Hench by Natalie Zina Walschots (Books 2021, 26)

    The title comes from ‘henchman’ — or -woman. We are in a world where superheroes exist, and thereby, also super villains. Anna Tromedlov works as a ‘hench’ — or tries to. As the novel starts she’s using a temp agency, trying to pick up work.

    At first it seems to be a comedy, but then she’s at a press conference given by the villain she’s working for, when the heroes arrive. Things get a lot darker.

    Are superheroes, with their disregard for public safety, the real danger in a world like this? This novel takes a good look at that question, with accompanying adventure, threat, and romance.

    It’s good. Cory Doctorow recommended it.

    If she didn’t start out planning to call herself ‘The Palindrome’, would you ever think to read her surname backwards?

    Stormwatch by Warren Ellis, Tom Raney and Bryan Hitch (Books 2018, 30)

    I don’t always include all comic-type things here. No particular reason why, except maybe that they sometimes feel too short and not substantial enough. I probably wouldn’t have included this, except that it conveniently gets my total for the year to thirty.

    It’s a post-Watchmen story of superheroes handled in a vaguely realist fashion.

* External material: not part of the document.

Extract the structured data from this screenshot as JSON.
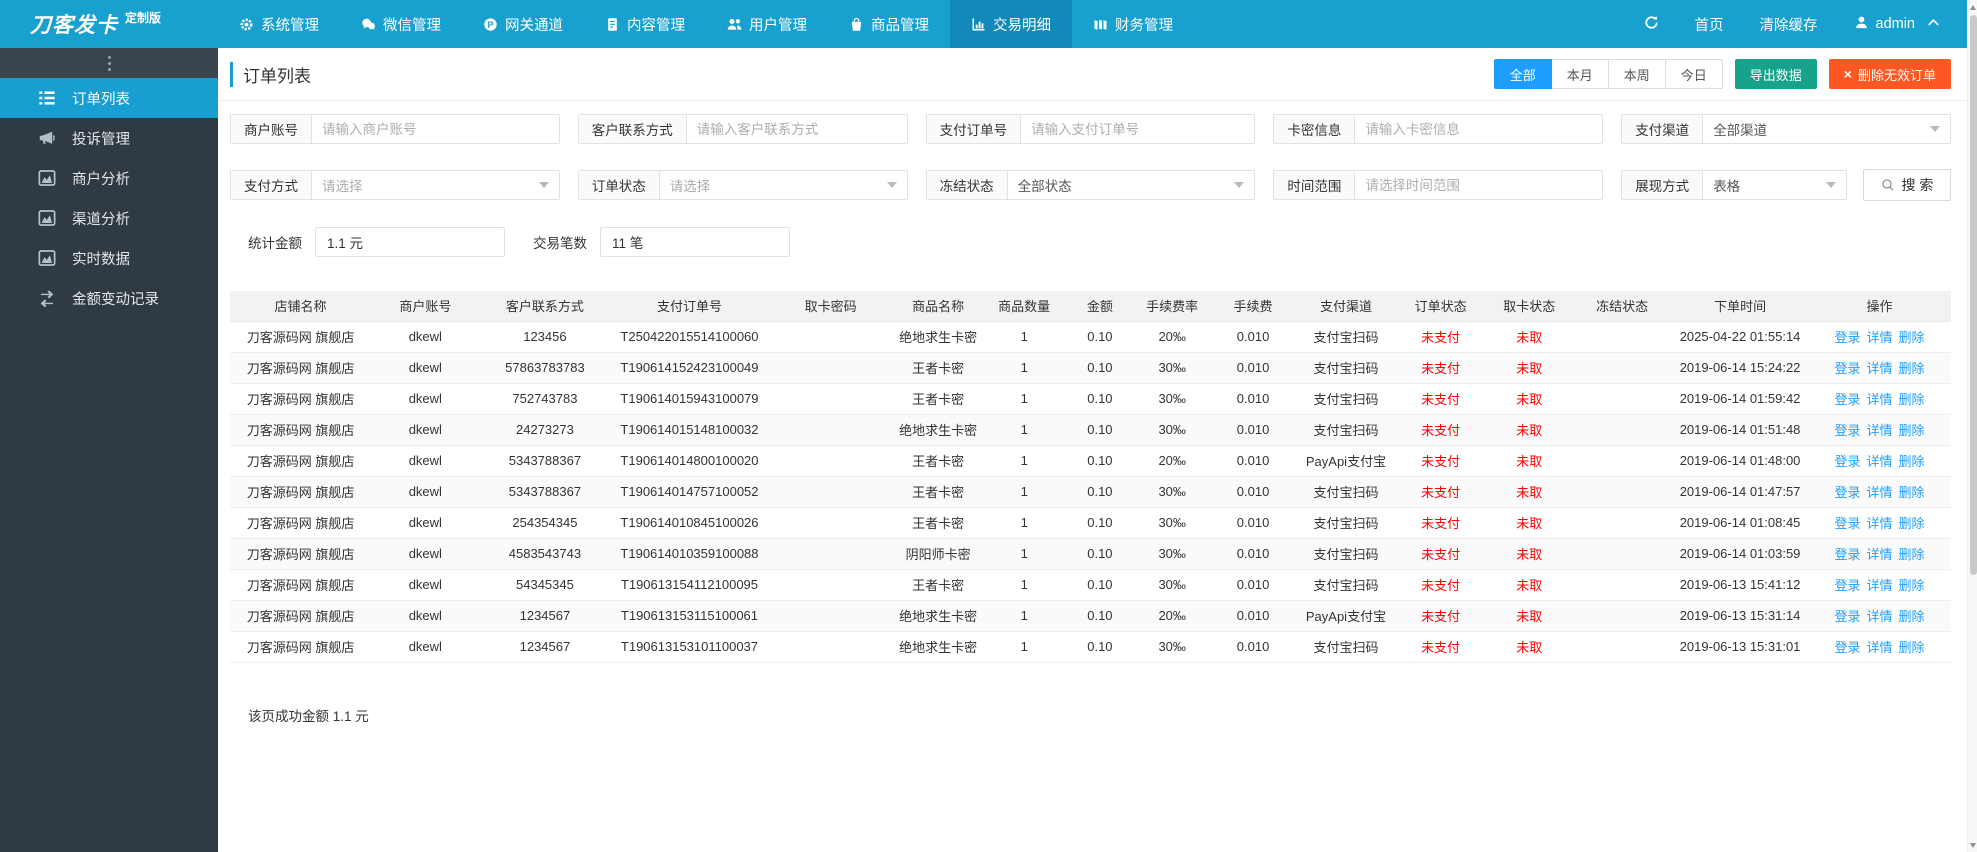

At least in the sense that there’s some consideration of politics. Stormwatch is a UN body, an emergency response team. It has its base in a satellite, and superhuman beings who are tasked with dealing with incursions from other worlds, or other, nefarious, super-powered beings. The US is usually antagonistic to it, because of its UN status.

    It’s not bad, but honestly not much to write home about.